Both participants have a wealth of experience to offer. Preceding his current role, Herscowitz was Coordinator of the US Government’s Power Africa program, where he grew the initiative to become the world’s largest partnership for development, with 170 partners and $56 billion in commitments. Winberg meanwhile has built extensive experience in numerous energy technologies during his 39 years in the industry, including advanced fossil energy combustion, coal-to-liquids, fluidized bed combustion, emulsified fuels, fuel cells, alternative fuel vehicles, and carbon utilisation.
What position are they likely to adopt in the debate? According to Assistant Secretary Winberg, it is a mistake to view fossil energy and natural gas as opposing forces. He recently commented, “Africa is home to immense unconventional gas reserves, and they also have abundant renewable resources. It’s not about using one or the other; it’s about using both to expand energy opportunity and security across the continent. We welcome the opportunity to collaborate with our African partners to develop and use resources across the energy spectrum”.

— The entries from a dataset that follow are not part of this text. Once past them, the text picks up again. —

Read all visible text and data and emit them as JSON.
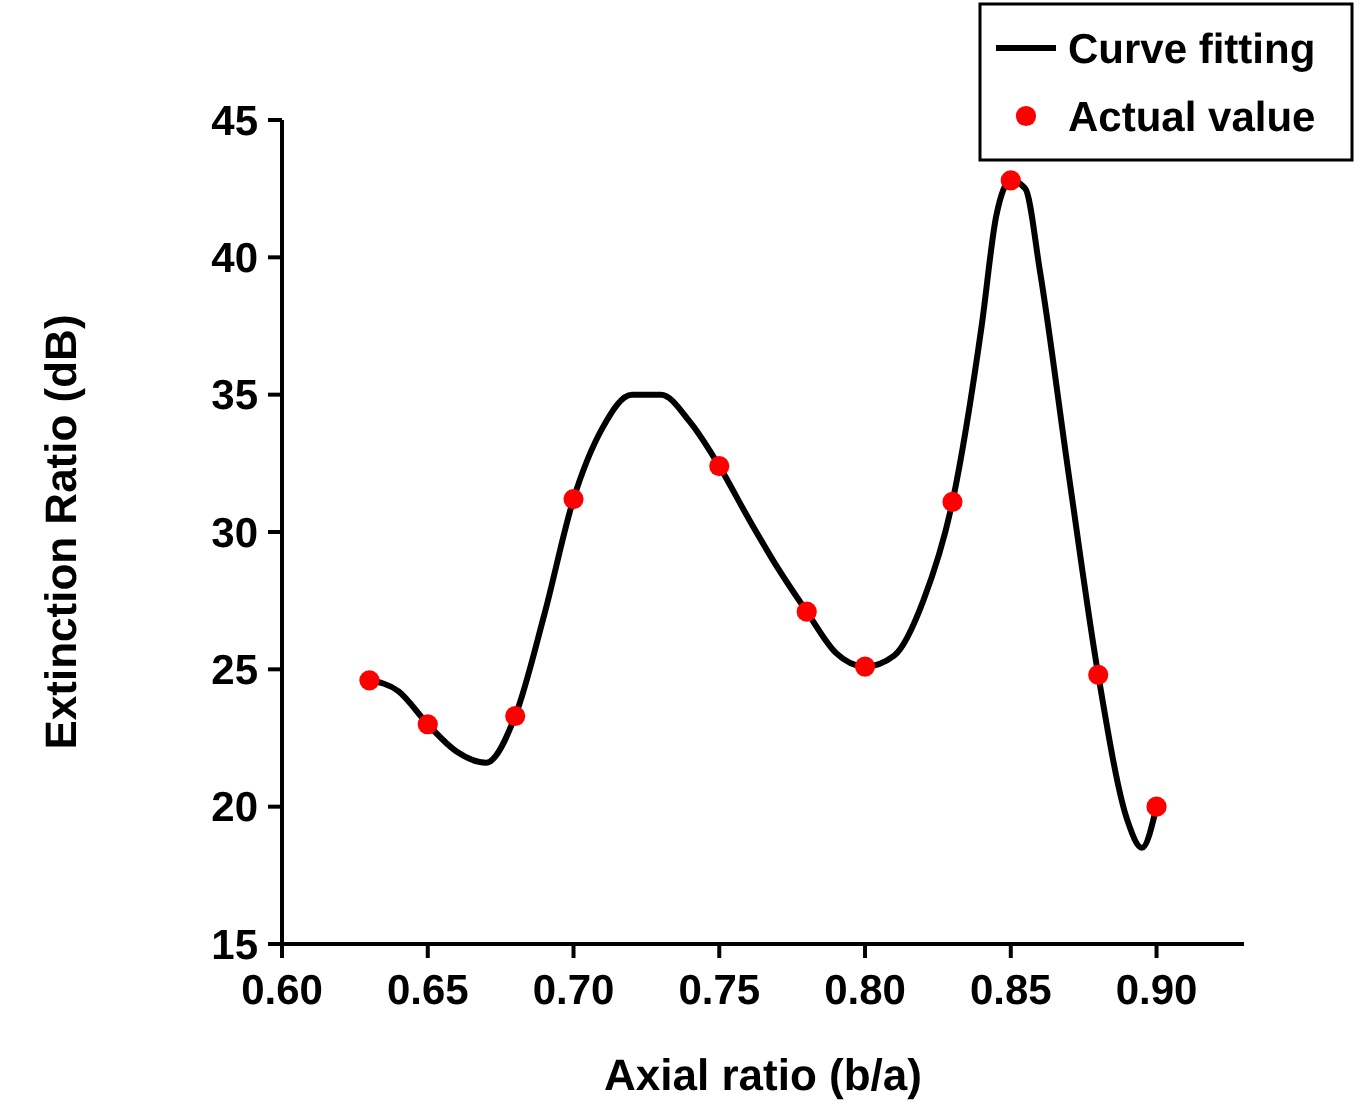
{
  "chart_data": {
    "type": "line",
    "xlabel": "Axial ratio (b/a)",
    "ylabel": "Extinction Ratio (dB)",
    "xlim": [
      0.6,
      0.93
    ],
    "xticks": [
      {
        "value": 0.6,
        "label": "0.60"
      },
      {
        "value": 0.65,
        "label": "0.65"
      },
      {
        "value": 0.7,
        "label": "0.70"
      },
      {
        "value": 0.75,
        "label": "0.75"
      },
      {
        "value": 0.8,
        "label": "0.80"
      },
      {
        "value": 0.85,
        "label": "0.85"
      },
      {
        "value": 0.9,
        "label": "0.90"
      }
    ],
    "ylim": [
      15,
      45
    ],
    "yticks": [
      15,
      20,
      25,
      30,
      35,
      40,
      45
    ],
    "grid": false,
    "legend": "top right",
    "series": [
      {
        "name": "Curve fitting",
        "color": "#000000",
        "line_style": "solid",
        "x": [
          0.63,
          0.64,
          0.65,
          0.66,
          0.67,
          0.68,
          0.69,
          0.7,
          0.71,
          0.72,
          0.73,
          0.74,
          0.75,
          0.76,
          0.77,
          0.78,
          0.79,
          0.8,
          0.81,
          0.82,
          0.83,
          0.84,
          0.845,
          0.85,
          0.855,
          0.86,
          0.87,
          0.88,
          0.89,
          0.895,
          0.9
        ],
        "values": [
          24.6,
          24.2,
          23.0,
          22.0,
          21.6,
          23.3,
          27.0,
          31.2,
          33.8,
          35.0,
          35.0,
          34.0,
          32.4,
          30.5,
          28.7,
          27.1,
          25.6,
          25.1,
          25.5,
          27.5,
          31.1,
          37.5,
          41.5,
          42.8,
          42.5,
          39.5,
          32.0,
          24.8,
          19.5,
          18.5,
          20.0
        ]
      },
      {
        "name": "Actual value",
        "type": "scatter",
        "color": "#ff0000",
        "marker": "circle",
        "x": [
          0.63,
          0.65,
          0.68,
          0.7,
          0.75,
          0.78,
          0.8,
          0.83,
          0.85,
          0.88,
          0.9
        ],
        "values": [
          24.6,
          23.0,
          23.3,
          31.2,
          32.4,
          27.1,
          25.1,
          31.1,
          42.8,
          24.8,
          20.0
        ]
      }
    ]
  }
}
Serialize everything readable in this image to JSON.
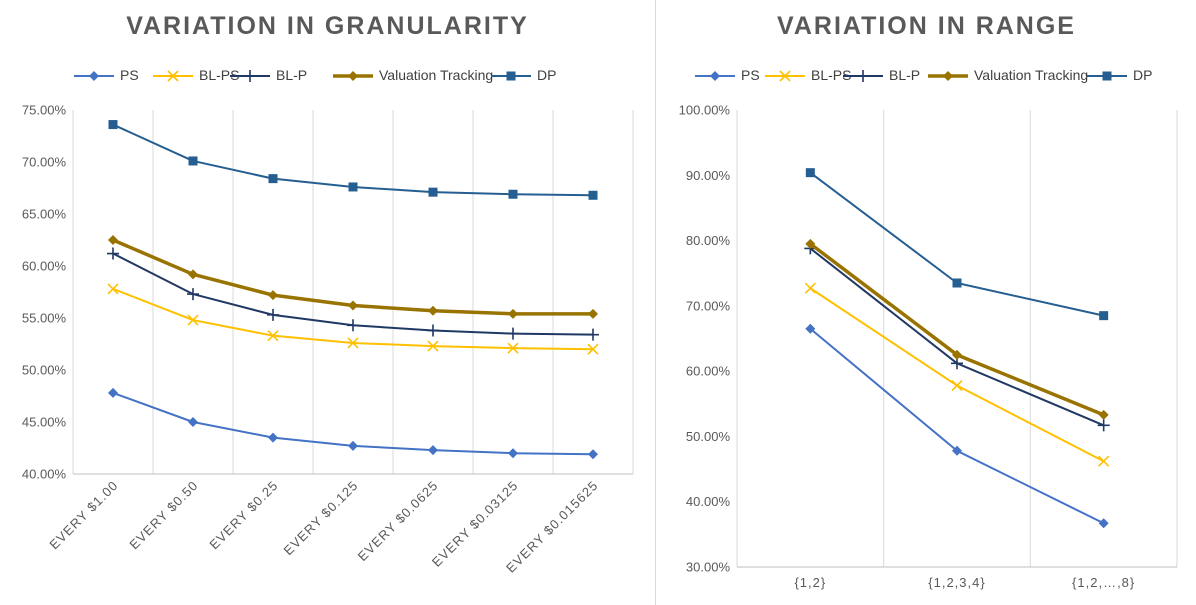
{
  "chart_data": [
    {
      "type": "line",
      "title": "VARIATION IN GRANULARITY",
      "xlabel": "",
      "ylabel": "",
      "categories": [
        "EVERY $1.00",
        "EVERY $0.50",
        "EVERY $0.25",
        "EVERY $0.125",
        "EVERY $0.0625",
        "EVERY $0.03125",
        "EVERY $0.015625"
      ],
      "ylim": [
        40,
        75
      ],
      "yticks": [
        "40.00%",
        "45.00%",
        "50.00%",
        "55.00%",
        "60.00%",
        "65.00%",
        "70.00%",
        "75.00%"
      ],
      "grid": "vertical",
      "legend_position": "top",
      "series": [
        {
          "name": "PS",
          "color": "#4472C4",
          "marker": "diamond",
          "values": [
            47.8,
            45.0,
            43.5,
            42.7,
            42.3,
            42.0,
            41.9
          ]
        },
        {
          "name": "BL-PS",
          "color": "#FFC000",
          "marker": "x",
          "values": [
            57.8,
            54.8,
            53.3,
            52.6,
            52.3,
            52.1,
            52.0
          ]
        },
        {
          "name": "BL-P",
          "color": "#203864",
          "marker": "plus",
          "values": [
            61.2,
            57.3,
            55.3,
            54.3,
            53.8,
            53.5,
            53.4
          ]
        },
        {
          "name": "Valuation Tracking",
          "color": "#997300",
          "marker": "diamond",
          "values": [
            62.5,
            59.2,
            57.2,
            56.2,
            55.7,
            55.4,
            55.4
          ]
        },
        {
          "name": "DP",
          "color": "#255E91",
          "marker": "square",
          "values": [
            73.6,
            70.1,
            68.4,
            67.6,
            67.1,
            66.9,
            66.8
          ]
        }
      ]
    },
    {
      "type": "line",
      "title": "VARIATION IN RANGE",
      "xlabel": "",
      "ylabel": "",
      "categories": [
        "{1,2}",
        "{1,2,3,4}",
        "{1,2,…,8}"
      ],
      "ylim": [
        30,
        100
      ],
      "yticks": [
        "30.00%",
        "40.00%",
        "50.00%",
        "60.00%",
        "70.00%",
        "80.00%",
        "90.00%",
        "100.00%"
      ],
      "grid": "vertical",
      "legend_position": "top",
      "series": [
        {
          "name": "PS",
          "color": "#4472C4",
          "marker": "diamond",
          "values": [
            66.5,
            47.8,
            36.7
          ]
        },
        {
          "name": "BL-PS",
          "color": "#FFC000",
          "marker": "x",
          "values": [
            72.7,
            57.8,
            46.2
          ]
        },
        {
          "name": "BL-P",
          "color": "#203864",
          "marker": "plus",
          "values": [
            78.8,
            61.2,
            51.7
          ]
        },
        {
          "name": "Valuation Tracking",
          "color": "#997300",
          "marker": "diamond",
          "values": [
            79.5,
            62.5,
            53.3
          ]
        },
        {
          "name": "DP",
          "color": "#255E91",
          "marker": "square",
          "values": [
            90.4,
            73.5,
            68.5
          ]
        }
      ]
    }
  ]
}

Herscowitz too is likely to emphasise the importance of driving a sustainable energy mix, telling AOW Virtual organisers that “ultimately, what we must do is help Africans take advantage of their own resources using as many technologies as possible.” In the same conversation, he mentioned the importance of ensuring flexibility for the use of resources, citing floating storage and regasification units as projects for which the DFC may be interested in providing support.